Well it’s been a long time coming, but the long-awaited TV stand is finally a reality… much as it pains me to use “reality” and “TV” in the same sentence.
It’s posing here under the living-room window to show off its shiny finish, but obviously this is not its final home. It needs to go into the corner, but not until I dismantle all the existing devices and make room for it… which I’m avoiding doing even as I type this.
The piece is made from walnut-veneered material, with solid walnut base, trim, and accents. It’s a pretty straightforward case design, employing biscuit joinery for the flat pieces, and just glue for the edge trim. The base is attached with pocket screws. During the design process, I decided that providing a shelf was not going to be necessary, based on our components that are going in here, it will be better to just stack them. If I change my mind again, it should be simple enough to add a shelf.

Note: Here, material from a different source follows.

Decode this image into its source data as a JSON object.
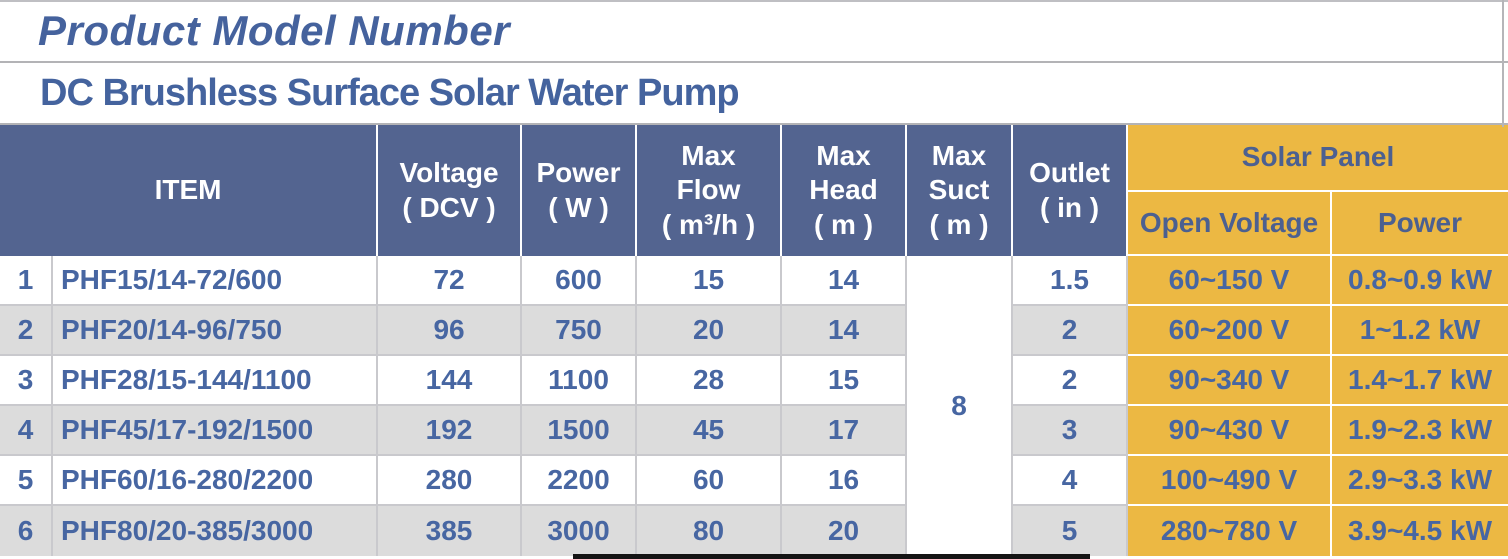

The piece had some walnut stain applied… long story… I noticed too late that there was some funky stuff going on with one of the side pieces, where the veneer was allowing the underlying particle board to show through. I attempted to fix this with stain, but this was not successful at hiding the problem. So what I came up with was to apply a flat panel of solid walnut to each side, left unstained to let it stand out as an accent piece. Looks okay, I think. I’m still worried that wood movement may cause the accent panels to become unstuck from the sides, but I’ll deal with that when and if…
I made the base with a pretty standard arched cutout to form “feet” at the corners. The base pieces are solid walnut, mitered at the corners, with the arch feature on all four pieces. When considering the back of the case, which is just 1/4″ hardboard painted black, I wanted to leave holes for ventilation at the top, and wires at the bottom. Rather than just drill the usual holes for this, I elected to repeat the arch detail of the base. I made four cutouts, two top and two bottom, to allow for feeding wires to both sides, and for air movement. You can only see the bottom ones in the photos.
Finally, I should talk about the edge trim. It’s solid walnut, just with simple 1/4″ roundovers on the three vertical pieces, but for the top and bottom I wanted something a bit more substantial. By using a full one-inch piece, I was able to “wrap” it around the edge, providing way more glue surface, as well as support from underneath, making it safer to grab and lift the finished piece without the trim ripping off. And of course it gives the illusion that the top and bottom are themselves a full inch thick.